L’ultimo DPCM del 24 ottobre scorso ha scatenato una serie di proteste un po’ in tutta Italia, sancendo di fatto la fine dell’idillio tra il popolo italiano e il governo Conte – idillio che durava perlomeno da marzo, ossia dall’inizio dell’emergenza.
La scintilla è stata la grande manifestazione di Napoli, nata per sfidare il lockdown regionale minacciato dal governatore della Campania Vincenzo De Luca e sfociata in scontri con la polizia. Nei giorni seguenti gli scontri hanno raggiunto anche altre città: Roma e Milano, dove però in piazza c’erano poche persone, e soprattutto Torino, dove ieri sera alcuni negozi sono stati saccheggiati. Ma – va detto – ci sono state anche manifestazioni spontanee e pacifiche in diverse altre città. Tutto questo ha fatto sì che questa mattina il trending topic su Twitter fosse l’eloquente #ItaliaSiRibella.
Di fronte a questa esplosione di rabbia popolare, la prima reazione di molti giornali e commentatori è stata quella di cercare colpevoli o infiltrati violenti. Il giorno dopo i fatti di Napoli si è parlato della presenza in piazza del ultras e Camorra – eventualità certamente possibile, ma il fatto che le manifestazioni si siano diffuse così tanto e così rapidamente ci dice che la spiegazione non è così semplice.
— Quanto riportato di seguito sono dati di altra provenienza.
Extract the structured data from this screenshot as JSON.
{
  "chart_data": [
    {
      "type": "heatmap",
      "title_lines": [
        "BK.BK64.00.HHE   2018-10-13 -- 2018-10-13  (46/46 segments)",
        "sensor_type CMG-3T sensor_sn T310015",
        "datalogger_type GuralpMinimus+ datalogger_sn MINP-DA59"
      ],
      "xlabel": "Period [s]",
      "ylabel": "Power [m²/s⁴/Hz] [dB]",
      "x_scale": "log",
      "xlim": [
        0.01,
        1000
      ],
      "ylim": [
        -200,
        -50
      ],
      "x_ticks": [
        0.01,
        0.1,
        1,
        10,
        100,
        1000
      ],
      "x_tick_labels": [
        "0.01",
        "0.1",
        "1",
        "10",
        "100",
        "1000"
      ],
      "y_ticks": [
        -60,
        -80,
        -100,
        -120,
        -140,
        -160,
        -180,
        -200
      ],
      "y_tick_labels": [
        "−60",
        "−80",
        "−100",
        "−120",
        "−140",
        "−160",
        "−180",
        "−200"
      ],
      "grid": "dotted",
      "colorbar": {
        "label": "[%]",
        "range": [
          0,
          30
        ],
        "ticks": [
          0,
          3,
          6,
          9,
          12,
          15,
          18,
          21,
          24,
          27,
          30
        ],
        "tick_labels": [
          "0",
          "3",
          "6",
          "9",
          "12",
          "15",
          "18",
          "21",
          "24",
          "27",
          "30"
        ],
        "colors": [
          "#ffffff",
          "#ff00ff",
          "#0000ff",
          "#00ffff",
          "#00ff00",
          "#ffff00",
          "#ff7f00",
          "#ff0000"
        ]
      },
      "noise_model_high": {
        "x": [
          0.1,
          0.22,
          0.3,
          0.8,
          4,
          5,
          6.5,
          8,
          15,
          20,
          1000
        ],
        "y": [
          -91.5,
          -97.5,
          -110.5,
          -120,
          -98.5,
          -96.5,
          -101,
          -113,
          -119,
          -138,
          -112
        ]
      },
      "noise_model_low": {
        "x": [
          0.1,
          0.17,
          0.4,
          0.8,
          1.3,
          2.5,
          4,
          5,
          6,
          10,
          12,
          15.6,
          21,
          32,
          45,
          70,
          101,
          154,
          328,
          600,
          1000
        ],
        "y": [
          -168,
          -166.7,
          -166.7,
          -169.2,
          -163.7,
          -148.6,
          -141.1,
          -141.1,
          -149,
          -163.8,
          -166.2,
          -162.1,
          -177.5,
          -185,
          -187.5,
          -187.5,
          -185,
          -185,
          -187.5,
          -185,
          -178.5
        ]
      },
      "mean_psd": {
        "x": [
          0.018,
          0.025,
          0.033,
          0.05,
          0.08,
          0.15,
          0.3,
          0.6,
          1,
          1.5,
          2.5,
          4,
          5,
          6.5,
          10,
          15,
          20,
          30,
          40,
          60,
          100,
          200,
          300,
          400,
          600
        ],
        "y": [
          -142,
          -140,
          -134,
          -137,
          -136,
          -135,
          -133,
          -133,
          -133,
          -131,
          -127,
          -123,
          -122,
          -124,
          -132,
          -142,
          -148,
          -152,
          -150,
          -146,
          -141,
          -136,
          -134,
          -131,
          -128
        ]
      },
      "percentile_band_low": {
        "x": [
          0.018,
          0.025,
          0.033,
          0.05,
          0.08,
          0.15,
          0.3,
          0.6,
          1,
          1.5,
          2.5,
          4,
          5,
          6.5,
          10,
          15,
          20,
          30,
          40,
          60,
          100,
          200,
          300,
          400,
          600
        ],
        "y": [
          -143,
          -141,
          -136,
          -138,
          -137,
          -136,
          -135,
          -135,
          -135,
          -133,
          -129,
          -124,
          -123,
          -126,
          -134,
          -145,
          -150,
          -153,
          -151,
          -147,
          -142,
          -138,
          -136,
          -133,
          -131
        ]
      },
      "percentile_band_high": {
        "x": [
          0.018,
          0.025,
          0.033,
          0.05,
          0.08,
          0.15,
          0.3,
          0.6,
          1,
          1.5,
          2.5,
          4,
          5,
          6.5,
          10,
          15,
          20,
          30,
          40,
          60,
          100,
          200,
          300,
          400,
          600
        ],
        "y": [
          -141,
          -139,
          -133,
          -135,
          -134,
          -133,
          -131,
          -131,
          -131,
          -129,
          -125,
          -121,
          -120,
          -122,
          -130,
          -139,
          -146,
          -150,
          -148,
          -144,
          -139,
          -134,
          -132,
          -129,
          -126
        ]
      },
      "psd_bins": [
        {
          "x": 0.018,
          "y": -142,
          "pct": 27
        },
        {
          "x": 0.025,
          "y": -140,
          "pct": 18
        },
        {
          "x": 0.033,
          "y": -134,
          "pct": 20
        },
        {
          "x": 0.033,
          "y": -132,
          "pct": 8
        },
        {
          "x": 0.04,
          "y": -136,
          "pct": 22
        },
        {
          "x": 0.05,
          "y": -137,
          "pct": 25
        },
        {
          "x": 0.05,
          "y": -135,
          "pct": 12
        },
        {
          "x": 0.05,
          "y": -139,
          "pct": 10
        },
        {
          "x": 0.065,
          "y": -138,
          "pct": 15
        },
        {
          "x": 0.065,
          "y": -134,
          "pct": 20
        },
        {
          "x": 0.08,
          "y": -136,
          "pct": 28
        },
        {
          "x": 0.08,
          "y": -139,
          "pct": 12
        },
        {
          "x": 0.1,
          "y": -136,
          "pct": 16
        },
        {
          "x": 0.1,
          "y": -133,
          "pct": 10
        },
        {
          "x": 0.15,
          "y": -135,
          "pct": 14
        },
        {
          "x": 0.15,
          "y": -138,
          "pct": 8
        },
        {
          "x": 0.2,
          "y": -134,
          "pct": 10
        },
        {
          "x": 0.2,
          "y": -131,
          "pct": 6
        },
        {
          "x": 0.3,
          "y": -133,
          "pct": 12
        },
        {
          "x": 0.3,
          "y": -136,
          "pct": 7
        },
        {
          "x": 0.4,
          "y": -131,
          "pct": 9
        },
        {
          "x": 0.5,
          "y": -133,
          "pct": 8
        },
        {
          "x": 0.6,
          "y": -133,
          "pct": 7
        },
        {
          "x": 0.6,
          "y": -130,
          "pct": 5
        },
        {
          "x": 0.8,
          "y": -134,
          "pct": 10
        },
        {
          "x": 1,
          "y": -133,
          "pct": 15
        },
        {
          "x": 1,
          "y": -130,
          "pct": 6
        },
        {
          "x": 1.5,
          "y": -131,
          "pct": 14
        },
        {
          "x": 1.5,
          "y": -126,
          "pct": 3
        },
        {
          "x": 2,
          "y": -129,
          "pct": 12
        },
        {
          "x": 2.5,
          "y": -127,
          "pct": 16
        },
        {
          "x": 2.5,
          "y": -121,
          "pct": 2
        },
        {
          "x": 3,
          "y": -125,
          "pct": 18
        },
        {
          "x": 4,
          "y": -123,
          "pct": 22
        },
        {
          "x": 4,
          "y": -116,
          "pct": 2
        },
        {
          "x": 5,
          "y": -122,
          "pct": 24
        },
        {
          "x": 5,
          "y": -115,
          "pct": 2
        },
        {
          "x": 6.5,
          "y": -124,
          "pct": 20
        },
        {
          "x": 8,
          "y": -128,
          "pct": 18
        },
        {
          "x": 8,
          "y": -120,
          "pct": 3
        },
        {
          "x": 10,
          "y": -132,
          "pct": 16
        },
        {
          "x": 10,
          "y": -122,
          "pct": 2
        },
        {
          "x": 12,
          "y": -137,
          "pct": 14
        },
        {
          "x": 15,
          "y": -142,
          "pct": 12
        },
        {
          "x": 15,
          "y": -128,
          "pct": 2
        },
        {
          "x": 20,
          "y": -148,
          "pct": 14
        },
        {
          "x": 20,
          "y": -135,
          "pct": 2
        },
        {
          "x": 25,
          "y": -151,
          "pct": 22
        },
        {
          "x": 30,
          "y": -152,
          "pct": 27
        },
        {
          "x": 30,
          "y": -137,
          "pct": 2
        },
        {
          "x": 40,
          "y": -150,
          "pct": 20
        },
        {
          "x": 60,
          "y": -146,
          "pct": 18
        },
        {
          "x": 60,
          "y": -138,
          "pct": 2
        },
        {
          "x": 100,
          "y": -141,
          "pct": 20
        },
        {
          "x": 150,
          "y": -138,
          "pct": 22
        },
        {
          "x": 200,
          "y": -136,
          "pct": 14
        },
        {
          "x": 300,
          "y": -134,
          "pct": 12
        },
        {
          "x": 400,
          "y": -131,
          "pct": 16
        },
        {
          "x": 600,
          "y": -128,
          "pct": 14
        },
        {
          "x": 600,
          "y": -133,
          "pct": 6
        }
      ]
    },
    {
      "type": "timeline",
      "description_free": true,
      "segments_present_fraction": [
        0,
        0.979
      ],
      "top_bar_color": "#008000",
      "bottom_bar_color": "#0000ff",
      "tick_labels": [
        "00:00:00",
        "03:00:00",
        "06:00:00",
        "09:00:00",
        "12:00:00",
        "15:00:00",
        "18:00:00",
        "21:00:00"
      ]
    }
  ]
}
Altri le piazze hanno cercato di cavalcarle. Mentre il segretario di Forza Nuova Roberto Fiore si diceva “pronto a scendere in piazza” contro la dittatura sanitaria, l’estrema sinistra provava a formulare parole d’ordine come “tu ci chiudi, tu ci paghi”, cercando di indirizzare le proteste in una direzione che fosse sì a favore di un nuovo lockdown per tutelare la salute pubblica ma solo se abbinato a una richiesta di reddito di base. Entrambi questi tentativi, però, almeno per il momento sembrano ininfluenti sulla composizione reale delle piazze, che paiono animate più che altro da piccoli proprietari – di ristoranti, bar, cinema, palestre e via dicendo – colpiti dal DPCM che chiedono una sola cosa: riaprire e lavorare.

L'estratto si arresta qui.